Oído avezado, entrenado en la rima nordestina, Freire jamás baja línea en sus cantos narrados. No pontifica, no sermonea ni despotrica. “En ‘¡Alemanes van a la guerra!’, dos alemanes conversan por teléfono sobre su visita a Brasil. Yo podría estar diciendo: ‘¡Mirá lo que están haciendo con nuestro país, con los niños, con las mujeres, se están juntando para hacer turismo sexual, eso está mal, no puede ser así!’. Pero no lo hago, los dejo hablar. Inmediatamente, en el cuento siguiente ‘Vaniclélia’, una mujer cuenta que extraña a los turistas que la trataban bien y la llevaban a buenos restaurantes, no como su marido borracho que la maltrata.
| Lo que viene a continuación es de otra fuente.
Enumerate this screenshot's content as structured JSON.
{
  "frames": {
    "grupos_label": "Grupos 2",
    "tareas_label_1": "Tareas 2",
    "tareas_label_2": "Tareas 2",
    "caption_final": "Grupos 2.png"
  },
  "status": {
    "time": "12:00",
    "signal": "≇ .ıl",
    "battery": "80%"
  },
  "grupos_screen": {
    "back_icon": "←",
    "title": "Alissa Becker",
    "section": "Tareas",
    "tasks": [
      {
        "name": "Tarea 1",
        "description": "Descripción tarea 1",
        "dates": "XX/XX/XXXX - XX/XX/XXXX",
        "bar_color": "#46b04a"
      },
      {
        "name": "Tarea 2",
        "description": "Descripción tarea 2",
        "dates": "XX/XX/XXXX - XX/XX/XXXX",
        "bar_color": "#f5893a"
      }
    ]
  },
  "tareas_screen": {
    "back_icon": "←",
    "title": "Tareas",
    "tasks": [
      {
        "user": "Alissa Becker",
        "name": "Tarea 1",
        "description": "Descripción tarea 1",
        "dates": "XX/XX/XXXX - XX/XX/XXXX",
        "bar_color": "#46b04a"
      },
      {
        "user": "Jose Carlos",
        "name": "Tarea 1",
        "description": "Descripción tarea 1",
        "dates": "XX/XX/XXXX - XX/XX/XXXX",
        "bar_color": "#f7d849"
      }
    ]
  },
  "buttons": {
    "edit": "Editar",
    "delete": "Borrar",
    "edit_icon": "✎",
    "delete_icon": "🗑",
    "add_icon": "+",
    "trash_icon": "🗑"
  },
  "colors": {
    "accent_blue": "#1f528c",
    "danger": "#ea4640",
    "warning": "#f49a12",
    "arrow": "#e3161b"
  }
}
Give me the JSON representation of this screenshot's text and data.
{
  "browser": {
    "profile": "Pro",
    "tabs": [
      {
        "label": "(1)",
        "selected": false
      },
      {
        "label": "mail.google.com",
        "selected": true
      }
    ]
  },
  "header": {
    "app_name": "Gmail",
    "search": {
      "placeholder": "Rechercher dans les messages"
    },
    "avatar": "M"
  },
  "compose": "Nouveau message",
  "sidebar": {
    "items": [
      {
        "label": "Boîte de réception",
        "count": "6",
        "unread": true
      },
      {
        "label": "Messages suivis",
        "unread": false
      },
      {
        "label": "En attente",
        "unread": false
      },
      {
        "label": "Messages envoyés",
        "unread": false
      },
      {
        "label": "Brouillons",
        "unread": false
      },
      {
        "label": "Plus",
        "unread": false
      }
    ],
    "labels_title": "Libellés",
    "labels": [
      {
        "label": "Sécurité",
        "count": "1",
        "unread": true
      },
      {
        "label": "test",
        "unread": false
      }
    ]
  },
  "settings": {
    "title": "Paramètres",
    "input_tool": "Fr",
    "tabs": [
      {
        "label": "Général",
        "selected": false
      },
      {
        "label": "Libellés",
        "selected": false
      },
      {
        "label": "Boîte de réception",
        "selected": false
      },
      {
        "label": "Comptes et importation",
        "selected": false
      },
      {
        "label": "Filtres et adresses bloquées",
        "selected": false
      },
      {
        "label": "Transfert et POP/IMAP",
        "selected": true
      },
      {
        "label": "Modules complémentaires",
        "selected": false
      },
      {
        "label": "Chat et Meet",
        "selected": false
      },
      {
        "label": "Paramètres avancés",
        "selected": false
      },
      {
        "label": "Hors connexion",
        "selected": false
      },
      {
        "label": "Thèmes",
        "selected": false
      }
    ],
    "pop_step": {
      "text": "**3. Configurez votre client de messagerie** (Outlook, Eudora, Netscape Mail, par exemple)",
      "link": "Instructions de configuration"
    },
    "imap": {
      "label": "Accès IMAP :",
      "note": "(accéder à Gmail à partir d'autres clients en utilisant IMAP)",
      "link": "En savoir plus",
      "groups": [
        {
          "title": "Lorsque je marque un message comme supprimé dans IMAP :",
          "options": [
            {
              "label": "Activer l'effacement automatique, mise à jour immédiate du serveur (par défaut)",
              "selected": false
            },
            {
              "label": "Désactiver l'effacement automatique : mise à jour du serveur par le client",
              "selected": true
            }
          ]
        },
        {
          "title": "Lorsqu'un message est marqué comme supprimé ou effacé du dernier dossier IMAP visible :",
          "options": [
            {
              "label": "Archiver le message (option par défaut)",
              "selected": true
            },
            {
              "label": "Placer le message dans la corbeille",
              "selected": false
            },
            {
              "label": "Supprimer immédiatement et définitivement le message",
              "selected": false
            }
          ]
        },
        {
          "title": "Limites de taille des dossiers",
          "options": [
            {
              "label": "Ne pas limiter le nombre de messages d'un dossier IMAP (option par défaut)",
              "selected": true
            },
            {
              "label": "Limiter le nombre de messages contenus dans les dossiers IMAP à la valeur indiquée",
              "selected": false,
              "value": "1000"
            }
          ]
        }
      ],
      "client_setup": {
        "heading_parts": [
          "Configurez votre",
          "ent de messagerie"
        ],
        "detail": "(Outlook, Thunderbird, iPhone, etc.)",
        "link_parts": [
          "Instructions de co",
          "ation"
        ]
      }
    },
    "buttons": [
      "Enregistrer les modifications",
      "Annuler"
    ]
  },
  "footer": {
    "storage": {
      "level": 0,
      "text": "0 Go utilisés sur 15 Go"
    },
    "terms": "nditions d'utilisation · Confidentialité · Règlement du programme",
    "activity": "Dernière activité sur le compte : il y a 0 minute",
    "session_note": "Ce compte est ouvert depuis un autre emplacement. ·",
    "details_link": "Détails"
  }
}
Trabajo los contrapuntos para comprender de una manera lo más abierta posible esos gritos, esas voces –revela–. Yo soy blanco, muy blanco. Aunque en este libro no soy negro, todo el resto te garantizo que soy: mujer, prostituta, ladrón, homosexual. La que escribe mis libros es mi madre, no soy yo. También soy nordestino, soy migrante, vivo en San Pablo hace veintidós años, como mi madre que salió de su tierra con nueve hijos, de una tierra de pobreza para que los más chicos pudiéramos estudiar. Mi madre era muy terca. Yo acostumbro a decir que no nací, que me escapé.”
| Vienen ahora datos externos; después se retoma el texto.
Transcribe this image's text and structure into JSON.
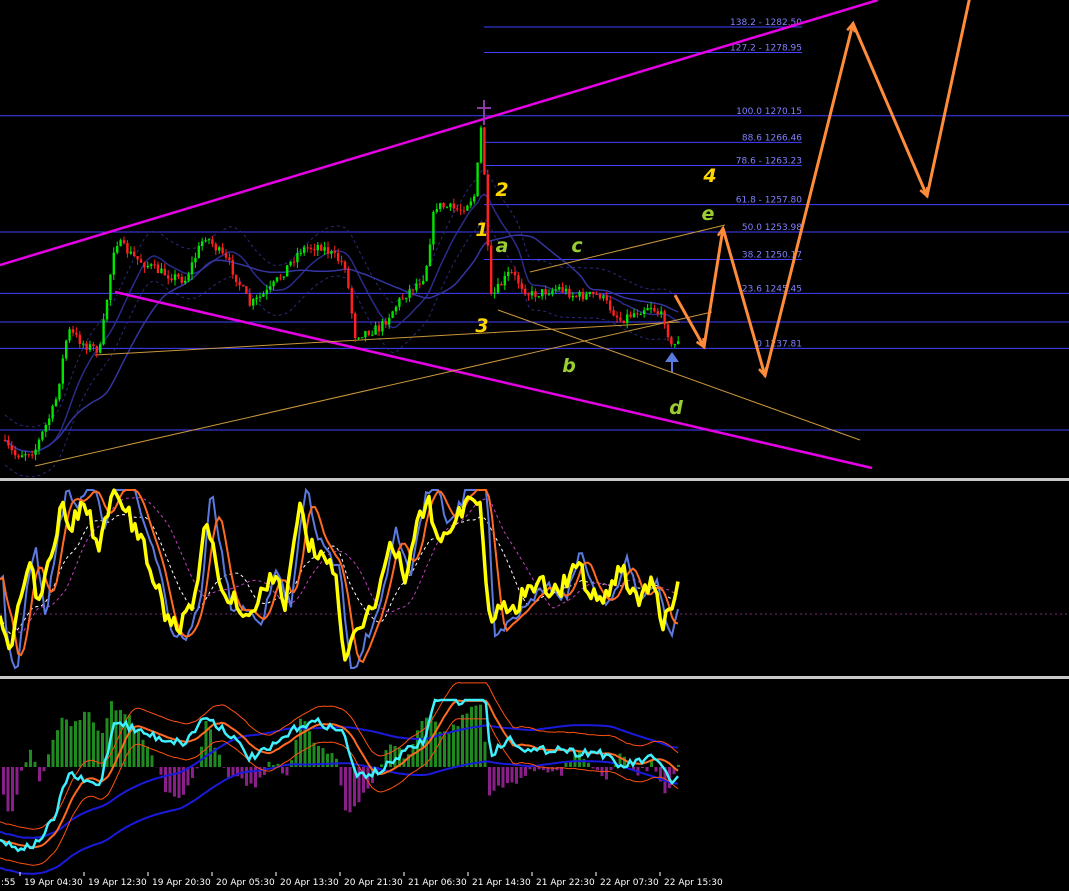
{
  "chart_data": {
    "type": "candlestick",
    "timeframe_labels": [
      "19 Apr 04:30",
      "19 Apr 12:30",
      "19 Apr 20:30",
      "20 Apr 05:30",
      "20 Apr 13:30",
      "20 Apr 21:30",
      "21 Apr 06:30",
      "21 Apr 14:30",
      "21 Apr 22:30",
      "22 Apr 07:30",
      "22 Apr 15:30"
    ],
    "left_edge_label": ":55",
    "price_range": [
      1232.0,
      1284.0
    ],
    "fibonacci_levels": [
      {
        "ratio": "138.2",
        "price": "1282.50",
        "label": "138.2 - 1282.50"
      },
      {
        "ratio": "127.2",
        "price": "1278.95",
        "label": "127.2 - 1278.95"
      },
      {
        "ratio": "100.0",
        "price": "1270.15",
        "label": "100.0 1270.15"
      },
      {
        "ratio": "88.6",
        "price": "1266.46",
        "label": "88.6 1266.46"
      },
      {
        "ratio": "78.6",
        "price": "1263.23",
        "label": "78.6 - 1263.23"
      },
      {
        "ratio": "61.8",
        "price": "1257.80",
        "label": "61.8 - 1257.80"
      },
      {
        "ratio": "50.0",
        "price": "1253.98",
        "label": "50.0 1253.98"
      },
      {
        "ratio": "38.2",
        "price": "1250.17",
        "label": "38.2 1250.17"
      },
      {
        "ratio": "23.6",
        "price": "1245.45",
        "label": "23.6 1245.45"
      },
      {
        "ratio": "0",
        "price": "1237.81",
        "label": "0 1237.81"
      }
    ],
    "wave_labels": [
      {
        "text": "1",
        "color": "#ffd700"
      },
      {
        "text": "2",
        "color": "#ffd700"
      },
      {
        "text": "3",
        "color": "#ffd700"
      },
      {
        "text": "4",
        "color": "#ffd700"
      },
      {
        "text": "a",
        "color": "#9acd32"
      },
      {
        "text": "b",
        "color": "#9acd32"
      },
      {
        "text": "c",
        "color": "#9acd32"
      },
      {
        "text": "d",
        "color": "#9acd32"
      },
      {
        "text": "e",
        "color": "#9acd32"
      }
    ],
    "projection_path_prices": [
      1245.2,
      1238.0,
      1254.5,
      1234.0,
      1283.0,
      1259.0,
      1290.0
    ],
    "colors": {
      "bull_candle": "#00e600",
      "bear_candle": "#ff2020",
      "channel": "#e600e6",
      "fib_line": "#4040ff",
      "fib_text": "#8080ff",
      "projection": "#ff8c3a",
      "oscillator_main": "#ffff00",
      "oscillator_fast": "#5a7ae0",
      "oscillator_slow": "#ff6a20",
      "hist_pos": "#1f8a1f",
      "hist_neg": "#8a1f8a",
      "cyan_line": "#3ff0ff"
    }
  }
}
En 2008 se filmó un documental sobre el trabajo de Freire en Brasil, SP-Solo Pernambucano. “Mi madre y yo regresamos a la casa de donde partimos. Hay una escena, cuando mi madre vuelve y le pregunta a la mujer que ahora está viviendo en la que fue nuestra casa –una mujer muy sufrida, sucia, sin los dientes– por el umbezeiro, un tipo de árbol que da una fruta llamada umbu. Mi madre llega frente al umbezeiro y dice: ‘Aquí está o/ umbuzeiro/ que eu tiraba umbu/ para fazer umbuzada’.” El escritor anota la frase en un papel, como si estuviera escribiendo un poema –como si el espíritu de la madre, que murió en 2010, se lo deletreara al oído–, cuya traducción sería: “Acá está el umbuzeiro donde yo recogía el umbu para hacer la umbuzada”. La umbuzada –aclara– es un caldo dulce que ella preparaba para sus hijos, nueve bocas hambrientas y una, la de Marcelino, que quizá nunca imaginó hasta dónde llegaría con sus palabras.
¿Qué significa escribir para alguien que viene de una familia pobre y adquiere una cultura letrada que sus padres no tuvieron?
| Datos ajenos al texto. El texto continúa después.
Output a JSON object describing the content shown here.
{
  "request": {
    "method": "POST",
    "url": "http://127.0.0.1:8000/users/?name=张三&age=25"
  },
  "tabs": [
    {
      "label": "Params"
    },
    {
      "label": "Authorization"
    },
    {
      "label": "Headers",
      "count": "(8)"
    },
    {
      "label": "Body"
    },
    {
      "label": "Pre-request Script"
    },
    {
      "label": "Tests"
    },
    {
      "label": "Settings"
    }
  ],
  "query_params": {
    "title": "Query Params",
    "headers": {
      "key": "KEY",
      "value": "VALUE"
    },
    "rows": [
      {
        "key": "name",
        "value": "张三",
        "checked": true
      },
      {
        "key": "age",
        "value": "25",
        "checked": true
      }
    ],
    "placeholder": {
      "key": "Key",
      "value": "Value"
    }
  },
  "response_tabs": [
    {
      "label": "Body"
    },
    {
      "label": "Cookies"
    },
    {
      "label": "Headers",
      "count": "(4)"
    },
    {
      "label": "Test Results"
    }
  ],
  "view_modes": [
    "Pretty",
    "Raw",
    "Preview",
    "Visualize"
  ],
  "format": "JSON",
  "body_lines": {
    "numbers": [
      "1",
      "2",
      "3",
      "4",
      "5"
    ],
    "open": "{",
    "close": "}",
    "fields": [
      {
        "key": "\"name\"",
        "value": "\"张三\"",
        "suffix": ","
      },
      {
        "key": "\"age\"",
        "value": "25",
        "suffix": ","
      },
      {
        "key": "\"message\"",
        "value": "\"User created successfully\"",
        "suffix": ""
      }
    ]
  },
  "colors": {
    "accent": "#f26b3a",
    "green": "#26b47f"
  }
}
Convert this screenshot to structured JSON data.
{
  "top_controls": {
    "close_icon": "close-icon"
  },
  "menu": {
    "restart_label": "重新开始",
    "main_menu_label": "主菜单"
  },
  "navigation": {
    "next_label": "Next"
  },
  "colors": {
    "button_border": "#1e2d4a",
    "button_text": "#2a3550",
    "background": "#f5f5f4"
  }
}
–Ninguna madre cría un hijo para que sea poeta, ¿no? Pero me volví poeta, fui el único lector en mi casa. Mi función era leer, nunca tuve que hacer esfuerzos físicos para trabajar. Y fui muy respetado por leer y escribir. Yo escribía las cartas para los parientes y amigos que quedaron en nuestra tierra y leía los prospectos de los remedios. Y también le leía la Biblia a mi madre. Las ganas de leer literatura me llegaron muy temprano. Este gusto por la lectura salvó literalmente a mi familia. Y lo digo en serio. Si leía mal el prospecto, los mataba a todos (risas). Mi madre estaba muy orgullosa. Cuando me hacían una entrevista en un diario, aunque ella no sabía de qué se trataba, la consideraba una buena noticia porque estaban hablando de su hijo. Y guardaba los diarios para mostrárselos a los vecinos. “Sólo por saber que mi hijo no salió en una página policial, gracias, Señor”, rezaba con las manos elevadas al cielo. Si mis libros sirvieron para darle esta alegría a mi madre, estoy realizado como escritor.